L’importance d’un diagnostic précoce
Diagnostiquer une maladie neurodégénérative aussi tôt est crucial pour limiter ses effets indésirables. Actuellement, bien qu’Alzheimer soit incurable, des médicaments existent pour ralentir la progression de la maladie. Un diagnostic précoce permet d’initier un traitement efficace, agissant ainsi contre l’avancée vers des stades plus avancés de la maladie.
Il est intéressant de noter qu’un diagnostic d’hémorroïdes était associé à un risque inférieur d’Alzheimer. Les auteurs émettent l’hypothèse que cela pourrait être lié à un biais de survie, où les conditions graves associées aux hémorroïdes pourraient diminuer la longévité et, par conséquent, la probabilité de développer Alzheimer.
Génétique ou mode de vie ?
Une des découvertes les plus surprenantes du travail a concerné la génétique. Les chercheurs ont calculé des scores de risque polygénique (PRS) et les ont comparés. Ils ont constaté que les patients ayant développé Alzheimer ou Parkinson, tout en souffrant de troubles digestifs ou métaboliques, avaient en moyenne un score de risque génétique plus faible que ceux ayant développé la maladie sans comorbidités.
Ces résultats suggèrent que pour les personnes atteintes de comorbidités intestinales, les facteurs environnementaux et de style de vie influencent davantage le développement d’Alzheimer ou de Parkinson que les prédispositions génétiques.
Vers un modèle prédictif multimodal
La réalisation clé de cette étude est la création d’un modèle de prédiction multimodal. En combinant plusieurs types de données — cliniques, génétiques, protéomiques et démographiques — les scientifiques obtiennent un modèle avec une capacité prédictive nettement supérieure aux paradigmes individuels.
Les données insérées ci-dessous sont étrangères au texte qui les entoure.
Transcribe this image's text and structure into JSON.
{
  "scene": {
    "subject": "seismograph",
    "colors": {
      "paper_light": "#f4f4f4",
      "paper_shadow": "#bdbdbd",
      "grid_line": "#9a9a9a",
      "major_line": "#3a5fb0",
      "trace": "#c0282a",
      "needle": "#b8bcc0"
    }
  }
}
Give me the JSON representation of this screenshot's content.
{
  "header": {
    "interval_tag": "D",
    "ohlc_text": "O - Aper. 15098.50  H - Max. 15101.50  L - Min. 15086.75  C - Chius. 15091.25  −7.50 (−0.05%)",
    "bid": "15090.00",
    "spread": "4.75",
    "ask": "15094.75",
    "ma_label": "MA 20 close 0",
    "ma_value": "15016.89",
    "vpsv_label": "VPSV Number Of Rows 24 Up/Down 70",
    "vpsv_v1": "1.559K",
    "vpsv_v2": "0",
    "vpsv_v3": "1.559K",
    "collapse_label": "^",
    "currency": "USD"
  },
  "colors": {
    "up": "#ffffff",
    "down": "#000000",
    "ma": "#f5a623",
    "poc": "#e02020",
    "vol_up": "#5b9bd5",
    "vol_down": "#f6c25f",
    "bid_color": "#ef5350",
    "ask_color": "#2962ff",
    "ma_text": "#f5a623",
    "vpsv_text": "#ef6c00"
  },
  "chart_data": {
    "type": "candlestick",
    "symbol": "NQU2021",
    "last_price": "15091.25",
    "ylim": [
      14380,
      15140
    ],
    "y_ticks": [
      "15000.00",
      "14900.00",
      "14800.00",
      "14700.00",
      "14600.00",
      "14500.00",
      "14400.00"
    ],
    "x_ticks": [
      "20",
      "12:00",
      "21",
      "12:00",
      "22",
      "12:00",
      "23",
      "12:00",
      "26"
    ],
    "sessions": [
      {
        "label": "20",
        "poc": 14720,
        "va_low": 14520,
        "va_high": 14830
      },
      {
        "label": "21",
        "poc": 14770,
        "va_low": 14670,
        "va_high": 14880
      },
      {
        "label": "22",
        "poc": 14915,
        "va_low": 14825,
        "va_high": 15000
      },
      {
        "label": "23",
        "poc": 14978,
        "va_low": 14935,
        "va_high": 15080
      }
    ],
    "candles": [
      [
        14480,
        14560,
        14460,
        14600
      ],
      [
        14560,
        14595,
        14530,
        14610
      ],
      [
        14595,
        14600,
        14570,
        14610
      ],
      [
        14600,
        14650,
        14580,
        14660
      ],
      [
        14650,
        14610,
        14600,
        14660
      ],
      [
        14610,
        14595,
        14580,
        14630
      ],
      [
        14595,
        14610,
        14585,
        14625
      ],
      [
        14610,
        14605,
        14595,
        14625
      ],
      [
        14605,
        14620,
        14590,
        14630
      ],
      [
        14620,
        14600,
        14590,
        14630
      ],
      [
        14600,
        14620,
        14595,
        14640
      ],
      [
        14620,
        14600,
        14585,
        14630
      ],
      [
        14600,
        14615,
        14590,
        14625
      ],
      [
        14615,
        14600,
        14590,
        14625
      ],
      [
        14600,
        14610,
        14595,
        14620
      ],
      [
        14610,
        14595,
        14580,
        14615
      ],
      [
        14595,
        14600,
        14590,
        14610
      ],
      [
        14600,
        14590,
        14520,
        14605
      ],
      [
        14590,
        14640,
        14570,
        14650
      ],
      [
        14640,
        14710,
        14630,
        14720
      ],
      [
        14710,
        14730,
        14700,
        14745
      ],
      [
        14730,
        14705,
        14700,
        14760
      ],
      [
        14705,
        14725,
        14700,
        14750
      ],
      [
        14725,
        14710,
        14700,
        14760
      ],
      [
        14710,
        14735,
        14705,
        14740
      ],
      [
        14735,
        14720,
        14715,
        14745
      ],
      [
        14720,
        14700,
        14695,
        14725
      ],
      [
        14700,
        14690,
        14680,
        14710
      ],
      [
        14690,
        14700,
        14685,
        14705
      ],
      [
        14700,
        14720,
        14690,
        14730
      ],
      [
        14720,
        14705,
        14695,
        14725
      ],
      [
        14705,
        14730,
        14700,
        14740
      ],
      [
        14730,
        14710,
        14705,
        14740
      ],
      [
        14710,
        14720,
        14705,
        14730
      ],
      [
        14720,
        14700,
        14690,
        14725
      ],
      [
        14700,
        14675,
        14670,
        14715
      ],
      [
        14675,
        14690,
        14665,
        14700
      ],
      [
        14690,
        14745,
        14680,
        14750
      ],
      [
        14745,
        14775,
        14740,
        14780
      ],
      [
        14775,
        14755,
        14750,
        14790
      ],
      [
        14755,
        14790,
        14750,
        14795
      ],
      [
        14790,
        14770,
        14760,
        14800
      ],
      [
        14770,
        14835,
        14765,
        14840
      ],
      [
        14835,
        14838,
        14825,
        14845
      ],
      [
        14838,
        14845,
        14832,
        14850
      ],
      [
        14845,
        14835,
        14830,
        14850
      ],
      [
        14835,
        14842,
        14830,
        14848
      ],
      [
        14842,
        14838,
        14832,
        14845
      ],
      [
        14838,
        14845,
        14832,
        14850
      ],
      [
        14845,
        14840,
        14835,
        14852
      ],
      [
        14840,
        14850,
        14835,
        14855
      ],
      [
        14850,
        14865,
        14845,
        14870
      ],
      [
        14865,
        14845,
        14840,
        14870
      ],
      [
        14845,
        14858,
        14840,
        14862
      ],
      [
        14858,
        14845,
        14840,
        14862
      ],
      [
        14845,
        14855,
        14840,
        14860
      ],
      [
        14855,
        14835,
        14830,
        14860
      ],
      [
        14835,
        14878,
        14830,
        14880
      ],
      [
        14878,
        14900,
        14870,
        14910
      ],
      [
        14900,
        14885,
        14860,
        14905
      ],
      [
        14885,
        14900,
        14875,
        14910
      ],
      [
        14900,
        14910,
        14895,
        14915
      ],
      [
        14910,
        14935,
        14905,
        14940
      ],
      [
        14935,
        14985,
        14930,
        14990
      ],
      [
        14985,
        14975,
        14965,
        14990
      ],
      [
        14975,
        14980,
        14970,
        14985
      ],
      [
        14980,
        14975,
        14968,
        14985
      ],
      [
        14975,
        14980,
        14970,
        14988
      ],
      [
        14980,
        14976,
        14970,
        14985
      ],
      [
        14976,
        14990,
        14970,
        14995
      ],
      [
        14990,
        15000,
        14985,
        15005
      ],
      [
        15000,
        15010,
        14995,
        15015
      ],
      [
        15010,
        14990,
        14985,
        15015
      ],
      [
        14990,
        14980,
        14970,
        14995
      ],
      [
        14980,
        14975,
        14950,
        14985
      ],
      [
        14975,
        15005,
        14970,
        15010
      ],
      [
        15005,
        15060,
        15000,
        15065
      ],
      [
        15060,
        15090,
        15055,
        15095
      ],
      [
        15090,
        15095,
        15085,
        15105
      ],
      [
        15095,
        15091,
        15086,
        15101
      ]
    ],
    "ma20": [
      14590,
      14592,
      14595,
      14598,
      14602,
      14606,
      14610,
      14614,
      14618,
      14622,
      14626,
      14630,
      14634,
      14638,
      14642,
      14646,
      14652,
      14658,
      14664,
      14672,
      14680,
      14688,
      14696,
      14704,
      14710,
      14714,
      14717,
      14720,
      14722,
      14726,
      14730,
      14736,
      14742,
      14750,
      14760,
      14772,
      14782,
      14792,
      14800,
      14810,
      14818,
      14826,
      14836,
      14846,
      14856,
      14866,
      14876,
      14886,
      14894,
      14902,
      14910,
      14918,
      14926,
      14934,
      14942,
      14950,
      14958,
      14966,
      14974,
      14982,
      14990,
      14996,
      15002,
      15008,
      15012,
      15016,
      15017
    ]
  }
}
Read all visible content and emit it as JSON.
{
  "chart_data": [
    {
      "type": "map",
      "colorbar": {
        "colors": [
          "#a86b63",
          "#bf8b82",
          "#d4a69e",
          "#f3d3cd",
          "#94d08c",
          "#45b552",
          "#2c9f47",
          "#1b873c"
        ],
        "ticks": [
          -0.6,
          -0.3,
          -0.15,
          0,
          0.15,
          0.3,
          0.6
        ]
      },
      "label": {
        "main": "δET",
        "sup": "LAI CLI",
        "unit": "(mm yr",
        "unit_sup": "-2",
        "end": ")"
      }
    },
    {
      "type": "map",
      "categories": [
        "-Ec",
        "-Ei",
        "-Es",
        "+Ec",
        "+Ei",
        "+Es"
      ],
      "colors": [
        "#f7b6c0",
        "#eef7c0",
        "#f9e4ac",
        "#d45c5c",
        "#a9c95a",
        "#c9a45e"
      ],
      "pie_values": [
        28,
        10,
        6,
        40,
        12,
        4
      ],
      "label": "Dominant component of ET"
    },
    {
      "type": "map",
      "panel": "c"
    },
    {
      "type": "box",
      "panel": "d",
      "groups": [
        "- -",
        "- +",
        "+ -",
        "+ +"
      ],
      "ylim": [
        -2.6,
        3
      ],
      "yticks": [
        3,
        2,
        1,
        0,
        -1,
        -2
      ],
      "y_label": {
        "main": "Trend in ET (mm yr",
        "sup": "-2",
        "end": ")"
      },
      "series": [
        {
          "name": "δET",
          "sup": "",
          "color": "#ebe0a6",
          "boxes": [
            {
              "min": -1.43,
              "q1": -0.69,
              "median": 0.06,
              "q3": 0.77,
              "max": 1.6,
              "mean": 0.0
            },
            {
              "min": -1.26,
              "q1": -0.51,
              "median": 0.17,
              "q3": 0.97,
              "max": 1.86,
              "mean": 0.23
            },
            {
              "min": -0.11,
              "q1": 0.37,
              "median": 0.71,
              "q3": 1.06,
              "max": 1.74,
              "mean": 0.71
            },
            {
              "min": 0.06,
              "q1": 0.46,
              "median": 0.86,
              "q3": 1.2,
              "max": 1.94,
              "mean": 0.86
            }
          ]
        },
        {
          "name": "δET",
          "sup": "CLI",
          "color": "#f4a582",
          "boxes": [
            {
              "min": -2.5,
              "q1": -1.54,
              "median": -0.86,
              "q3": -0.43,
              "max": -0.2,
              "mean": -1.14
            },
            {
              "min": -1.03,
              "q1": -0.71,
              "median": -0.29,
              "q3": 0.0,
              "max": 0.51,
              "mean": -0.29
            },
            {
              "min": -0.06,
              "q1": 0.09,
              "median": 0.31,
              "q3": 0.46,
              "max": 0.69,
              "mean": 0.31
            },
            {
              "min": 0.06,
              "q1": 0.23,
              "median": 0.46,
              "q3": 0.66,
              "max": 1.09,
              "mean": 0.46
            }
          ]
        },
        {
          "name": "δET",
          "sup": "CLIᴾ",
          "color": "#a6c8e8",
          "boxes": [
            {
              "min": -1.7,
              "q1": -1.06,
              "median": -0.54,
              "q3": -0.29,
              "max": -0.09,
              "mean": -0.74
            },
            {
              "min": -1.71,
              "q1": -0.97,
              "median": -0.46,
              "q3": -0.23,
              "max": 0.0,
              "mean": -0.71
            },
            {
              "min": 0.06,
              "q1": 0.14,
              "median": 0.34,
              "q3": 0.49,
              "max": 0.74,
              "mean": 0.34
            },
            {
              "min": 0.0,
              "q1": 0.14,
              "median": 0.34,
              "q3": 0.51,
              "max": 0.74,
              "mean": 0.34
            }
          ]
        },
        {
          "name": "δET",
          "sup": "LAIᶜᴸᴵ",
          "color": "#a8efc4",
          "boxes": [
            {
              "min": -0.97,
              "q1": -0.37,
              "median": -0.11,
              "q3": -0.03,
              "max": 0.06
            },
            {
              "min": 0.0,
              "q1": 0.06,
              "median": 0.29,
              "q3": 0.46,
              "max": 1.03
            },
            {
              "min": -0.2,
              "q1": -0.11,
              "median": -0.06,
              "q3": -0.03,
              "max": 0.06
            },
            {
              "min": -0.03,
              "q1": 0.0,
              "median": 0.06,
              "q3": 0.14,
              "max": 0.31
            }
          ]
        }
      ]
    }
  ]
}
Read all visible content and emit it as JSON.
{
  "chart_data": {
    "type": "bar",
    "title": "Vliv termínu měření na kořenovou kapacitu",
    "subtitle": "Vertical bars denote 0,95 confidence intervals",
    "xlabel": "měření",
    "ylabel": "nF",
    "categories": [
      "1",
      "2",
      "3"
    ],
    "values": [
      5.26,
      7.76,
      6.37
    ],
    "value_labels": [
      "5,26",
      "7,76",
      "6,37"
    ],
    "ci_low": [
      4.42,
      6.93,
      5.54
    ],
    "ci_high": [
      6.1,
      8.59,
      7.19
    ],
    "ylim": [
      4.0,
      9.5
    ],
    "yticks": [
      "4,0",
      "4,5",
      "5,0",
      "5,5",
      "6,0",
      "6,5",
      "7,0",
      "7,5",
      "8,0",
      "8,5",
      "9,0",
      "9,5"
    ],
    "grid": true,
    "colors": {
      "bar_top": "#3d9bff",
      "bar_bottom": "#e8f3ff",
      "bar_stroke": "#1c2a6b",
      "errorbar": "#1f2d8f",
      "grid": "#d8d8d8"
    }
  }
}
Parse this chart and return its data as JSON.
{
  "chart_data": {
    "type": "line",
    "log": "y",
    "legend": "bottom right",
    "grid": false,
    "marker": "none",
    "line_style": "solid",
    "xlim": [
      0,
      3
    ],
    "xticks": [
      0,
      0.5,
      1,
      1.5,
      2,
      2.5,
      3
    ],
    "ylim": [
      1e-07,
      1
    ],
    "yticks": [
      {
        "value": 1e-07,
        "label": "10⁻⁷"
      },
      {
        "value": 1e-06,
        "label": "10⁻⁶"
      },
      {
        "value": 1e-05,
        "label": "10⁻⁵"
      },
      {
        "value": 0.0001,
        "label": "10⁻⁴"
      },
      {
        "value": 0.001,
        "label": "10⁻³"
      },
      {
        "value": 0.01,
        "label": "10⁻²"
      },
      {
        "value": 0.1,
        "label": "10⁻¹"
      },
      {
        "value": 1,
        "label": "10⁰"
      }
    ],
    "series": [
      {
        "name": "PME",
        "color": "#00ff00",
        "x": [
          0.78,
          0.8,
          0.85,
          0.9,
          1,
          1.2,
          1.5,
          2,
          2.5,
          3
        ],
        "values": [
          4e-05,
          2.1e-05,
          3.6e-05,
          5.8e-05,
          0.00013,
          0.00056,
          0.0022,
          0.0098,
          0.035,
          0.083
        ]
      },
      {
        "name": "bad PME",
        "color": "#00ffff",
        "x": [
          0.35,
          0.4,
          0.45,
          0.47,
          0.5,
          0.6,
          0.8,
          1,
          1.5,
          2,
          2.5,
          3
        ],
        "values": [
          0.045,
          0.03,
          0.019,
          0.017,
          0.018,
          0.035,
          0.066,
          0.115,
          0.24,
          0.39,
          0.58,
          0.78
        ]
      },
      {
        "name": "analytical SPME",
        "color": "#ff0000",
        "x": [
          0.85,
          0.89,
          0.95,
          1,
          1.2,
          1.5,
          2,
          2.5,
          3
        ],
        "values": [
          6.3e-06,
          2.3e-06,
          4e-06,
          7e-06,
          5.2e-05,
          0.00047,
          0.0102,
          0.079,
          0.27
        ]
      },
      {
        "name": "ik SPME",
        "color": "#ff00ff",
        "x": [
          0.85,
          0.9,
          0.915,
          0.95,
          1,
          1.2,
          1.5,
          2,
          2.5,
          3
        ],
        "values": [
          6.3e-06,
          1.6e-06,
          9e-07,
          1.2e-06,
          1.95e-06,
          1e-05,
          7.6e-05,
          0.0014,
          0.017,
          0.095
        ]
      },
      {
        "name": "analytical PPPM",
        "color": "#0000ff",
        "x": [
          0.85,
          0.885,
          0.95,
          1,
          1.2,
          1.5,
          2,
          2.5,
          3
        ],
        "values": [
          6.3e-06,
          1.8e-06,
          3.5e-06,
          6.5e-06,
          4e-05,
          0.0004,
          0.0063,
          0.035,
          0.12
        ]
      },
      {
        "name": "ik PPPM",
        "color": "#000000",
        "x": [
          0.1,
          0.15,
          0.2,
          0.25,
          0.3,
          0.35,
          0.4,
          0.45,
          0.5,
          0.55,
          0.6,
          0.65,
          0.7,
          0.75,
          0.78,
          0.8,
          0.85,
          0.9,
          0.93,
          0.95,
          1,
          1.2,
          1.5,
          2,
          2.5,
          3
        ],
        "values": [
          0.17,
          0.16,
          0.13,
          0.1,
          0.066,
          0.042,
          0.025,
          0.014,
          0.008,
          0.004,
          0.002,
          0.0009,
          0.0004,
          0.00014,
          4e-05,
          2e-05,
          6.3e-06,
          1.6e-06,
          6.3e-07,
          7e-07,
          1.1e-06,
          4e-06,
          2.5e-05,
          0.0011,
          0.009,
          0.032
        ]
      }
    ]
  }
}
Pour Alzheimer, le modèle combiné atteint une précision (AUC) de 0,90, un niveau très élevé.
Il est fascinant de noter que le modèle excluant les données cliniques mais intégrant la génétique, la protéomique et la démographie a atteint une précision similaire (0,89), ce qui suggère que certains biomarqueurs sanguins captent déjà une grande partie de l’information biologique sous-jacente aux diagnostics cliniques.
Les biomarqueurs les plus influents incluent la protéine acide fibrillaire gliale (GFAP) et le neurofilament de chaîne légère (NFL), connus pour indiquer des dommages neuronaux, renforçant ainsi la robustesse biologique du modèle.
Ce travail montre que la synergie entre différentes “omiques” (génomique, protéomique) et les données cliniques représente l’avenir de la détection précoce et personnalisée, bien avant l’apparition de symptômes cognitifs ou moteurs irréversibles. Les chercheurs ont même développé une plateforme web interactive permettant à d’autres de plonger dans les résultats, encourageant ainsi la transparence et la reproductibilité des études.
Il est essentiel de continuer à explorer ces connexions entre notre microbiote et notre santé pour dessiner un avenir où la prévention de maladies comme Alzheimer et Parkinson serait à portée de main.